Adding Files to an Output Files Data Unit

This helper is an extension.

Before this extension can be used, you have to insert the following code to the Main DPU class, where param in Line 1 contains the name of the data unit the helper wraps (in this case 'output').

@ExtensionInitializer.Init(param = "output")
public WritableSimpleFiles outputFilesHelper;
Two Methods of Adding Files to an Output Data Unit

There are two methods DPU developers may use to add files to the output files data unit (using the helper):

  • public File create(final String fileName) throws DPUException

    • This method created new empty file in the output data unit with the symbolicName and virtualPath metadata equal to fileName. For explanation of symbolicNames, virtualPath and other metadata of entries in data units, please see Basic Concepts for DPU Developers . The physical name of the create file is generated and the file is physically stored in the working directory of the given pipeline execution.

  • public void add(final File file, final String fileName) throws DPUException

    • This method adds existing file to the output data unit.

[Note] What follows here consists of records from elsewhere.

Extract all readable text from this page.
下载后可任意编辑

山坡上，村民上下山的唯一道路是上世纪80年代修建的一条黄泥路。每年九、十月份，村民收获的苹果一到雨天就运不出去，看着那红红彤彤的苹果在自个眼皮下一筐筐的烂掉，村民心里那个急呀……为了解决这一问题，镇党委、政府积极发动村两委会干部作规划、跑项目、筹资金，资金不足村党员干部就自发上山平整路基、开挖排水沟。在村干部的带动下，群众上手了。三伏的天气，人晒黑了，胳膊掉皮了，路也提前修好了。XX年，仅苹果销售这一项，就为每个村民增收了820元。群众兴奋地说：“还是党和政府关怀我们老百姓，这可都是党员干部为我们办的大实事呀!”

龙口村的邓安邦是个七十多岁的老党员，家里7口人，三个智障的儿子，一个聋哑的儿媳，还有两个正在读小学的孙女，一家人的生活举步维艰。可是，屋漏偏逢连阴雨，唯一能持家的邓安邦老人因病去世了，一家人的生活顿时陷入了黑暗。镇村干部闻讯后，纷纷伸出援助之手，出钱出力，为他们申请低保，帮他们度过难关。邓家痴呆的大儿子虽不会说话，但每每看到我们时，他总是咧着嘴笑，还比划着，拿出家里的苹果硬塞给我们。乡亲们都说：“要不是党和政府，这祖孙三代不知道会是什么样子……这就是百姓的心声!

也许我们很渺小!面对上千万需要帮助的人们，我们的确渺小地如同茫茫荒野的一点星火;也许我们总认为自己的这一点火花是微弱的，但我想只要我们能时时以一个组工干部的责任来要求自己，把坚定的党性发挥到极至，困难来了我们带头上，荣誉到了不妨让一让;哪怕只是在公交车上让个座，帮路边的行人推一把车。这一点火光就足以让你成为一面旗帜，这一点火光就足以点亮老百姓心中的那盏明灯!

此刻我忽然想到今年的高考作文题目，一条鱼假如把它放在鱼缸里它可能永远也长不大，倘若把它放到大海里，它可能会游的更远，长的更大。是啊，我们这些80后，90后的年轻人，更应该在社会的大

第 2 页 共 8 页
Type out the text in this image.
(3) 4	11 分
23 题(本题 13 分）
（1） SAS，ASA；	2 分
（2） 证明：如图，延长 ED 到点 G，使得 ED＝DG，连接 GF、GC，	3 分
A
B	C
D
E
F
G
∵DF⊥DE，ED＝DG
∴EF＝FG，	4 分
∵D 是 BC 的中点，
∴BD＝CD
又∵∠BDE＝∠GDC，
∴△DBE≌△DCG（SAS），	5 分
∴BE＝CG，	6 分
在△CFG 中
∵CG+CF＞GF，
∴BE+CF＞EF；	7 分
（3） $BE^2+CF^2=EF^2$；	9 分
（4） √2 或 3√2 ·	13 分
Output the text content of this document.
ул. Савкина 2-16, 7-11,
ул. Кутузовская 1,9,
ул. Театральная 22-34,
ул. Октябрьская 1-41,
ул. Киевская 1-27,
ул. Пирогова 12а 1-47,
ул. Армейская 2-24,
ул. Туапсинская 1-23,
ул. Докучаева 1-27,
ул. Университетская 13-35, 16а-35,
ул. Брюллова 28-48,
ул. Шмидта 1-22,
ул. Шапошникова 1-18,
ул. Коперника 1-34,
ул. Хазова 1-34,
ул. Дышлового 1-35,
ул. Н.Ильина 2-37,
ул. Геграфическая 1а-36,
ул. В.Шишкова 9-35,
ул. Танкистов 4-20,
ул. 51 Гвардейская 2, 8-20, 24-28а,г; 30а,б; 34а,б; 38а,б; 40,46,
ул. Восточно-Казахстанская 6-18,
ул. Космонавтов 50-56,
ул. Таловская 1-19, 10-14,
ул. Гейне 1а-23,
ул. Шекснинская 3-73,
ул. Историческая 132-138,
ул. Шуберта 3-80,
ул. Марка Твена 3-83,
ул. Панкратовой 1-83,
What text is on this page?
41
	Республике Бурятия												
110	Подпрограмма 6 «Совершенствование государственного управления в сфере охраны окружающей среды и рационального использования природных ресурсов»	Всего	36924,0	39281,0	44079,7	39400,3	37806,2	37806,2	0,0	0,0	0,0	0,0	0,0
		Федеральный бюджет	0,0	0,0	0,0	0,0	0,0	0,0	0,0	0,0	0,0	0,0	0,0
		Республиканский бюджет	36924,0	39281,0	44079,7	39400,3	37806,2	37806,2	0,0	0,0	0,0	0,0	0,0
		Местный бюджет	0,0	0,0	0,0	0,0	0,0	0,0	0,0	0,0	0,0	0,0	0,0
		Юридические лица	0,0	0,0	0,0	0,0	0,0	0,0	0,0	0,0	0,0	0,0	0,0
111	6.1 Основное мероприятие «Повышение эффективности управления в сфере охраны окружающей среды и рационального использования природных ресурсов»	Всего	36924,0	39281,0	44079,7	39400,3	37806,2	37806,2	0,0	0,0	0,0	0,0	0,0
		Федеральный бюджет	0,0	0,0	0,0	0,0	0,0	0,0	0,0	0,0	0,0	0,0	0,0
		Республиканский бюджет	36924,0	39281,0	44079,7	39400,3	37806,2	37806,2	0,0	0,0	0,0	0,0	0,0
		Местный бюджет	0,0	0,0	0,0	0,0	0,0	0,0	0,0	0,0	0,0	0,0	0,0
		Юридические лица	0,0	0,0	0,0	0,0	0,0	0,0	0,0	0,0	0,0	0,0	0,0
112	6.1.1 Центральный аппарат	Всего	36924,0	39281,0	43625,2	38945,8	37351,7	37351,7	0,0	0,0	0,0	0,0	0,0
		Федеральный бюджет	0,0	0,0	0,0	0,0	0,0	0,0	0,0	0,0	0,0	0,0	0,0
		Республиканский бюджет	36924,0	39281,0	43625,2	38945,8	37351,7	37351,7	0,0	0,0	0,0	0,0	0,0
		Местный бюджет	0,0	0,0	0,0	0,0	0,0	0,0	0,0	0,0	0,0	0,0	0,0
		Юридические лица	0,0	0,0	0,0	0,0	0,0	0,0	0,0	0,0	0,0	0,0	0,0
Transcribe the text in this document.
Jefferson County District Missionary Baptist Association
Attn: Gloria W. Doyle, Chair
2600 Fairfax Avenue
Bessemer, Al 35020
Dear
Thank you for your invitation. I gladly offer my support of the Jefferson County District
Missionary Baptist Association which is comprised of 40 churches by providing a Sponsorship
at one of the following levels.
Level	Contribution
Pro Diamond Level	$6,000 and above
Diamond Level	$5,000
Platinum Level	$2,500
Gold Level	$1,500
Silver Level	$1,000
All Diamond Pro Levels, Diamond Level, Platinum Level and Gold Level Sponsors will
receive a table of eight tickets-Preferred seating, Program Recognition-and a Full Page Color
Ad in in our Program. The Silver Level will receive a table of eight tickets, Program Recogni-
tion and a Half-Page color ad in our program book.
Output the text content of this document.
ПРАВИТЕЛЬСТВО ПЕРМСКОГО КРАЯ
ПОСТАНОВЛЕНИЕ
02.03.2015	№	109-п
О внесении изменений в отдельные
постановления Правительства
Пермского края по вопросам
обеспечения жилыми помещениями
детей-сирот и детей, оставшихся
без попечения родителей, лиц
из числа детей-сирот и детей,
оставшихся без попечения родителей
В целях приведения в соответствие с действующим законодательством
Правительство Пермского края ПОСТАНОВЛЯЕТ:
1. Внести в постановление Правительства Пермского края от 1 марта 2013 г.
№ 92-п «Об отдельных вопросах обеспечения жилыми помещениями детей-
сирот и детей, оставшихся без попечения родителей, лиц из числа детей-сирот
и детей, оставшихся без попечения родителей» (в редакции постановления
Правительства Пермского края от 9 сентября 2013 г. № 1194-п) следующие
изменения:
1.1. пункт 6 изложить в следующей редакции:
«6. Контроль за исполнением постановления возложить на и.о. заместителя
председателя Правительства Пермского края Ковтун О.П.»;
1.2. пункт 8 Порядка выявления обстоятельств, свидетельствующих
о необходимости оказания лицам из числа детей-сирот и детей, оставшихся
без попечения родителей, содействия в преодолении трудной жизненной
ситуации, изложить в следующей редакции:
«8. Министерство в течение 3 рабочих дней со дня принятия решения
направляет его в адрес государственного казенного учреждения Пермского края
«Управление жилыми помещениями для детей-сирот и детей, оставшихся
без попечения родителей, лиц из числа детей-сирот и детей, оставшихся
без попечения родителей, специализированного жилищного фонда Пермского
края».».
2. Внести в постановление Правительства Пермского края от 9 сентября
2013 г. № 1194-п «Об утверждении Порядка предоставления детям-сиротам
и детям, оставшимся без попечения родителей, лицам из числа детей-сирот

It automatically creates new entry in the output data unit with the symbolicName and virtualPath metadata equal to fileName. For explanation of symbolicNames, virtualPath and other metadata of entries in data units, please see Basic Concepts for DPU Developers . In this case, the real location and the physical name of the file is as it was when it was created before calling this method. Be careful that in this case, the file is not created in the working space of the given pipeline execution.

Without using this helper, the task of adding an existing file may be executed as follows:

Symbolic symbolicName = output.addExistingFile(fileName, file.toURI().toString());
MetadataUtils.set(output, symbolicName, FilesVocabulary.UV_VIRTUAL_PATH, fileName);
  • In Line 1 the new entry in the output data unit is created and for such entry symbolicName and fileURI is set.

  • Line 2 then sets virtualPath metadata for the same entry.

Advantages of Using the Helper:

The advantage of the helper is that the code is cleaner: compare the code needed to add existing file to the output file data unit, which is one line (with helper) vs. two lines (when the helper is not used).

Additionally, when the helper is not used, you as a DPU developer must be aware of virtualPath metadata, must know that the recommended practice is to set virtualPath = symbolicName.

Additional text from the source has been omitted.